Deficient NLRP3 and AIM2 Inflammasome Function in Autoimmune NZB Mice.

Author information

1
School of Chemistry and Molecular Biosciences, The University of Queensland, Brisbane 4072, Queensland, Australia; katryn.stacey@uq.edu.au d.sester@uq.edu.au.
2
School of Chemistry and Molecular Biosciences, The University of Queensland, Brisbane 4072, Queensland, Australia;
3
The Walter and Eliza Hall Institute of Medical Research, Parkville 3052, Victoria, Australia;
4
Institute for Clinical Chemistry and Clinical Pharmacology, University Hospital, University of Bonn, 53127, Bonn, Germany;
5
Immunology and Virology Program, Centre for Ophthalmology and Visual Science, The University of Western Australia, Crawley 6009, Western Australia, Australia; Centre for Experimental Immunology, Lions Eye Institute, Nedlands 6009, Western Australia, Australia; and.
6
Institute for Molecular Bioscience, The University of Queensland, Brisbane 4072, Queensland, Australia.
7
School of Chemistry and Molecular Biosciences, The University of Queensland, Brisbane 4072, Queensland, Australia; Institute for Molecular Bioscience, The University of Queensland, Brisbane 4072, Queensland, Australia katryn.stacey@uq.edu.au d.sester@uq.edu.au.

Abstract

Inflammasomes are protein complexes that promote caspase activation, resulting in processing of IL-1β and cell death, in response to infection and cellular stresses.
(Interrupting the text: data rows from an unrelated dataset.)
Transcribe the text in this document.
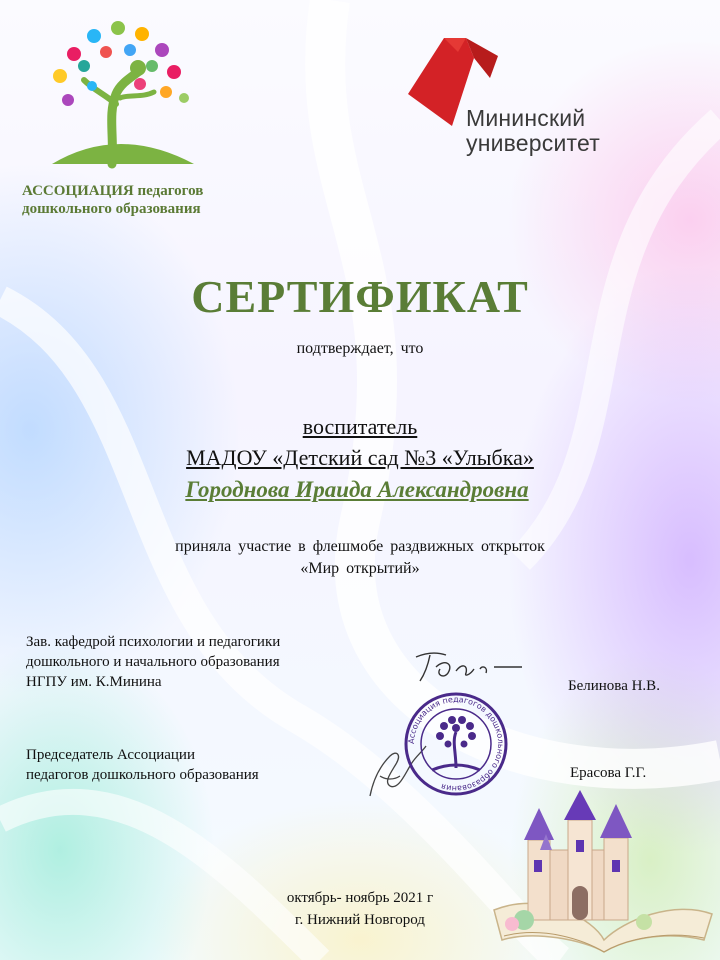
АССОЦИАЦИЯ педагогов
дошкольного образования
Мининский
университет
СЕРТИФИКАТ
подтверждает, что
воспитатель
МАДОУ «Детский сад №3 «Улыбка»
Городнова Ираида Александровна
приняла участие в флешмобе раздвижных открыток
«Мир открытий»
Зав. кафедрой психологии и педагогики
дошкольного и начального образования
НГПУ им. К.Минина	Белинова Н.В.
Председатель Ассоциации
педагогов дошкольного образования	Ерасова Г.Г.
Ассоциация педагогов дошкольного образования
октябрь- ноябрь 2021 г
г. Нижний Новгород
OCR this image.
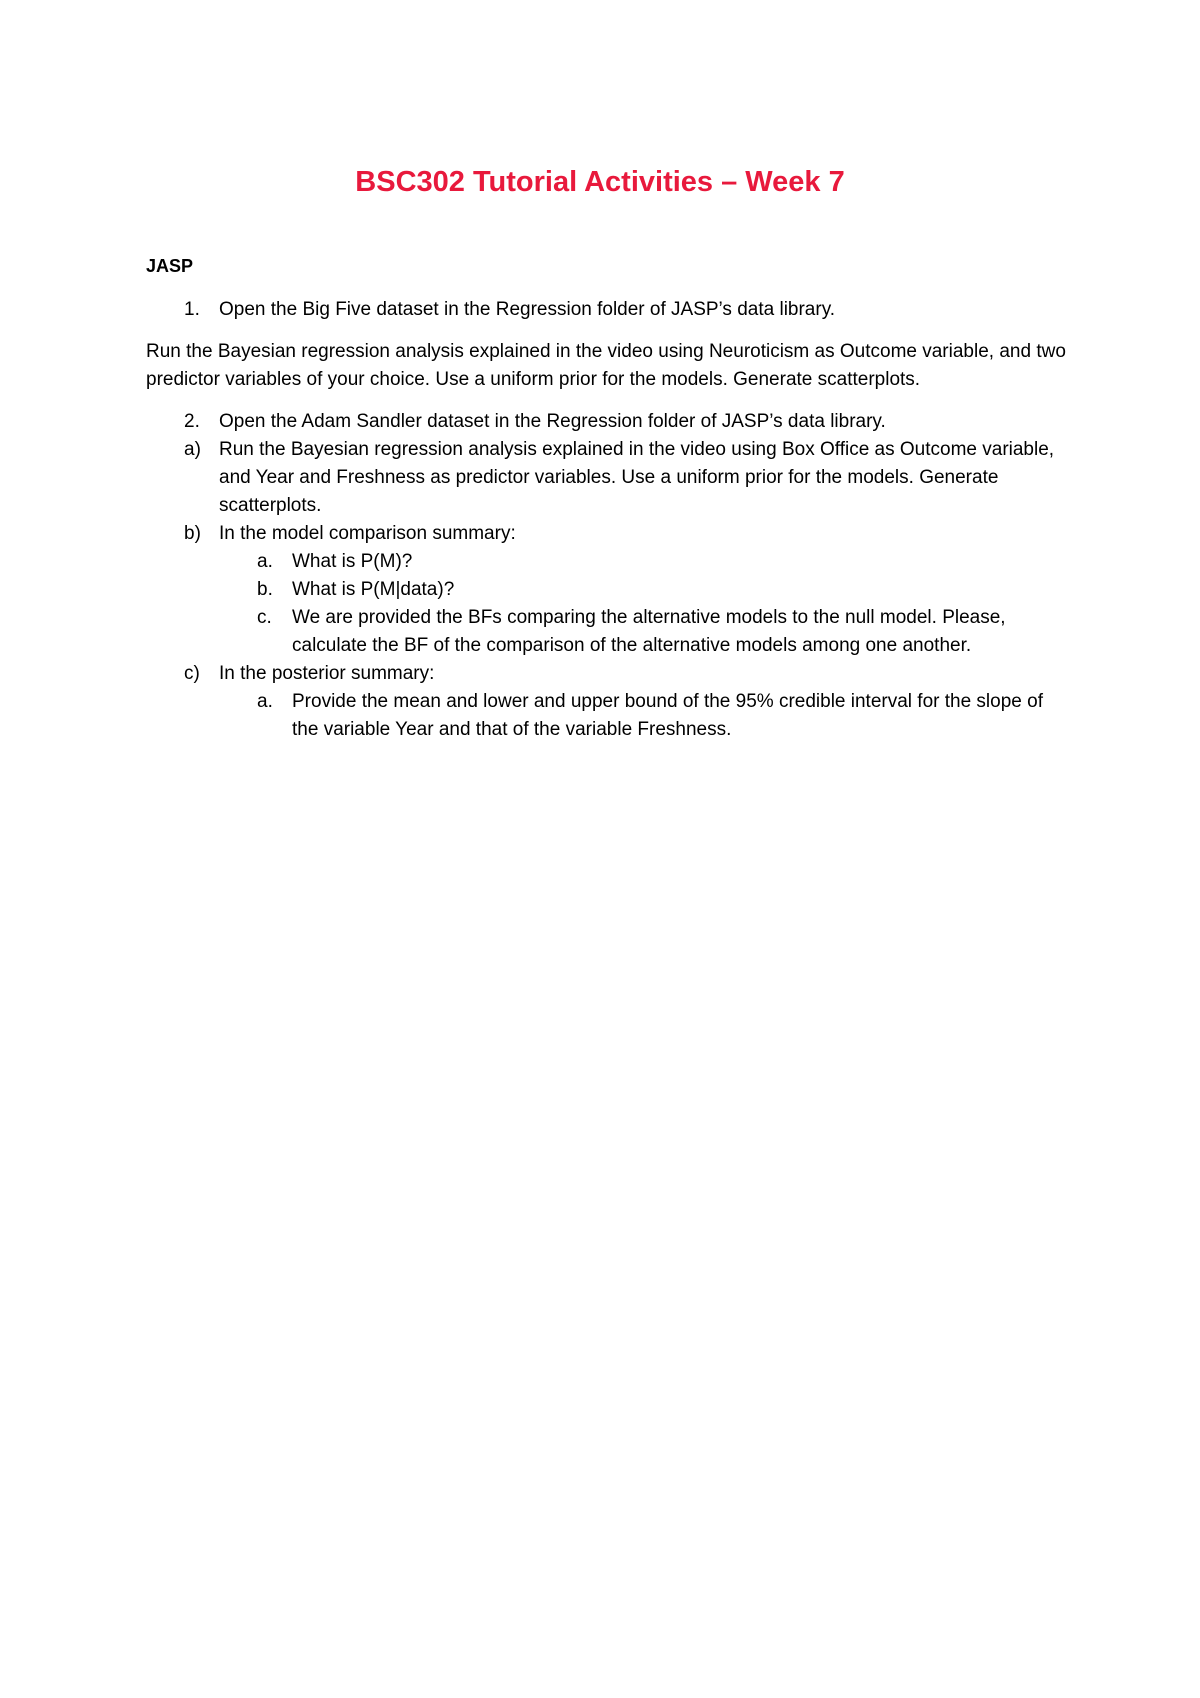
BSC302 Tutorial Activities – Week 7
JASP
1.	Open the Big Five dataset in the Regression folder of JASP’s data library.

Run the Bayesian regression analysis explained in the video using Neuroticism as Outcome variable, and two predictor variables of your choice. Use a uniform prior for the models. Generate scatterplots.

2.	Open the Adam Sandler dataset in the Regression folder of JASP’s data library.
a) Run the Bayesian regression analysis explained in the video using Box Office as Outcome variable, and Year and Freshness as predictor variables. Use a uniform prior for the models. Generate scatterplots.
b) In the model comparison summary:
a.	What is P(M)?
b.	What is P(M|data)?
c.	We are provided the BFs comparing the alternative models to the null model. Please, calculate the BF of the comparison of the alternative models among one another.
c)	In the posterior summary:
a.	Provide the mean and lower and upper bound of the 95% credible interval for the slope of the variable Year and that of the variable Freshness.
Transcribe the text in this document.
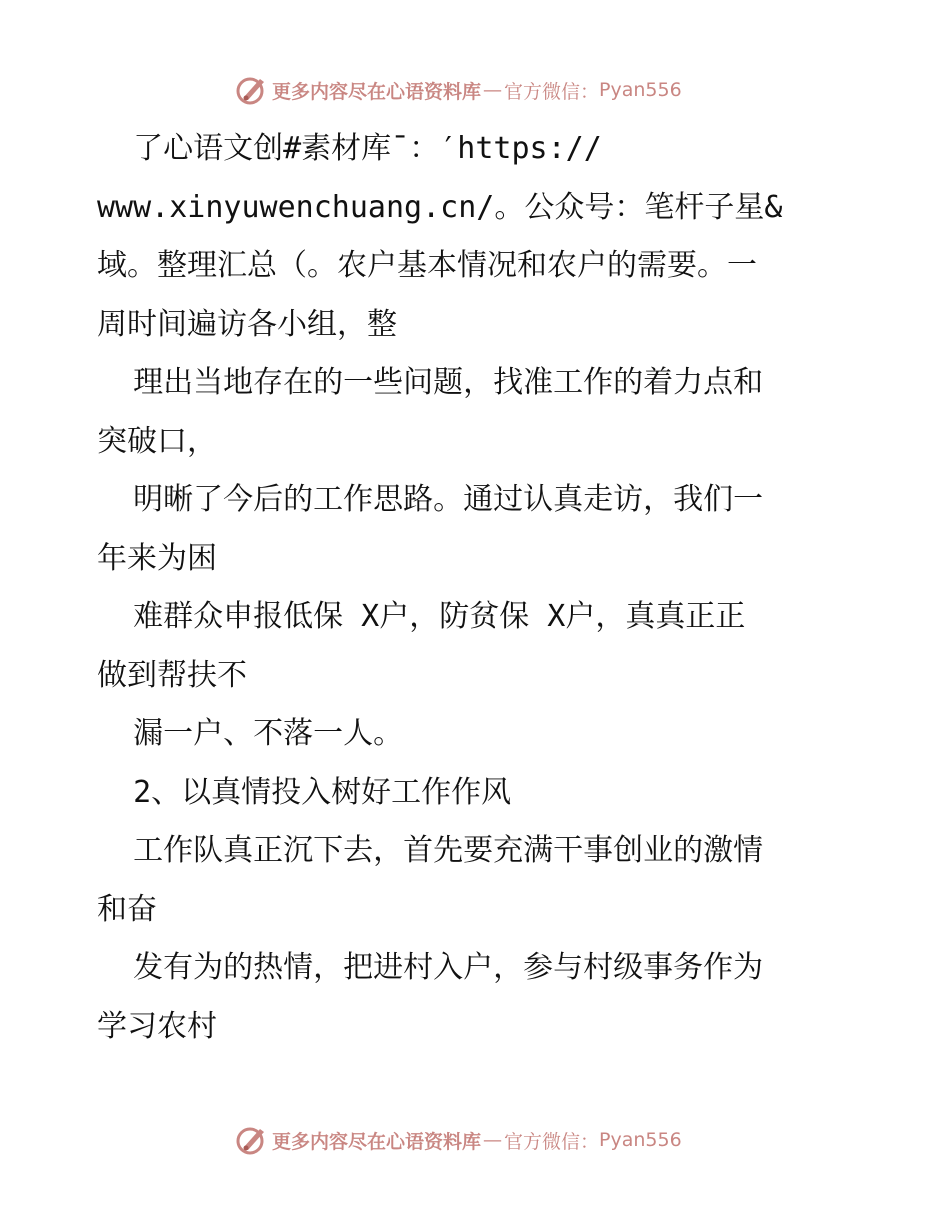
更多内容尽在心语资料库 — 官方微信： Pyan556
了心语文创#素材库¯：′https://
www.xinyuwenchuang.cn/。公众号：笔杆子星&
域。整理汇总（。农户基本情况和农户的需要。一
周时间遍访各小组，整
理出当地存在的一些问题，找准工作的着力点和
突破口，
明晰了今后的工作思路。通过认真走访，我们一
年来为困
难群众申报低保 X户，防贫保 X户，真真正正
做到帮扶不
漏一户、不落一人。
2、以真情投入树好工作作风
工作队真正沉下去，首先要充满干事创业的激情
和奋
发有为的热情，把进村入户，参与村级事务作为
学习农村
更多内容尽在心语资料库 — 官方微信： Pyan556
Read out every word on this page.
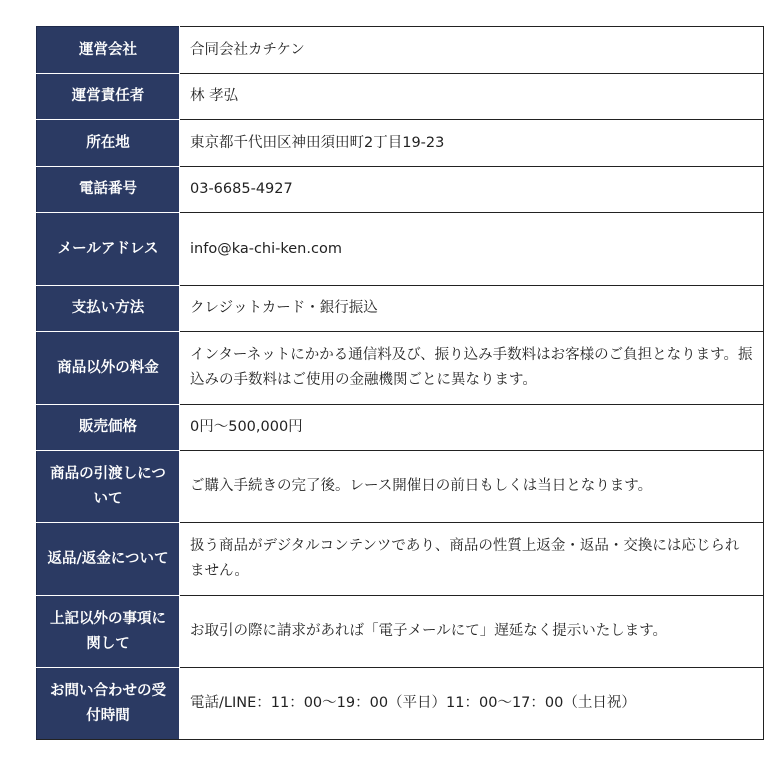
運営会社	合同会社カチケン
運営責任者	林 孝弘
所在地	東京都千代田区神田須田町2丁目19-23
電話番号	03-6685-4927
メールアドレス	info@ka-chi-ken.com
支払い方法	クレジットカード・銀行振込
商品以外の料金	インターネットにかかる通信料及び、振り込み手数料はお客様のご負担となります。振込みの手数料はご使用の金融機関ごとに異なります。
販売価格	0円～500,000円
商品の引渡しについて	ご購入手続きの完了後。レース開催日の前日もしくは当日となります。
返品/返金について	扱う商品がデジタルコンテンツであり、商品の性質上返金・返品・交換には応じられません。
上記以外の事項に関して	お取引の際に請求があれば「電子メールにて」遅延なく提示いたします。
お問い合わせの受付時間	電話/LINE：11：00～19：00（平日）11：00～17：00（土日祝）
Inflammasomes have been anticipated to contribute to autoimmunity. The New Zealand Black (NZB) mouse develops anti-erythrocyte Abs and is a model of autoimmune hemolytic anemia. These mice also develop anti-nuclear Abs typical of lupus. In this article, we show that NZB macrophages have deficient inflammasome responses to a DNA virus and fungal infection. Absent in melanoma 2 (AIM2) inflammasome responses are compromised in NZB by high expression of the AIM 2 antagonist protein p202, and consequently NZB cells had low IL-1β output in response to both transfected DNA and mouse CMV infection. Surprisingly, we also found that a second inflammasome system, mediated by the NLR family, pyrin domain containing 3 (NLRP3) initiating protein, was completely lacking in NZB cells. This was due to a point mutation in an intron of the Nlrp3 gene in NZB mice, which generates a novel splice acceptor site. This leads to incorporation of a pseudoexon with a premature stop codon. The lack of full-length NLRP3 protein results in NZB being effectively null for Nlrp3, with no production of bioactive IL-1β in response to NLRP3 stimuli, including infection with Candida albicans. Thus, this autoimmune strain harbors two inflammasome deficiencies, mediated through quite distinct mechanisms. We hypothesize that the inflammasome deficiencies in NZB alter the interaction of the host with both microflora and pathogens, promoting prolonged production of cytokines that contribute to development of autoantibodies.

PMID:
26116505
DOI:
10.4049/jimmunol.1402859
[Indexed for MEDLINE]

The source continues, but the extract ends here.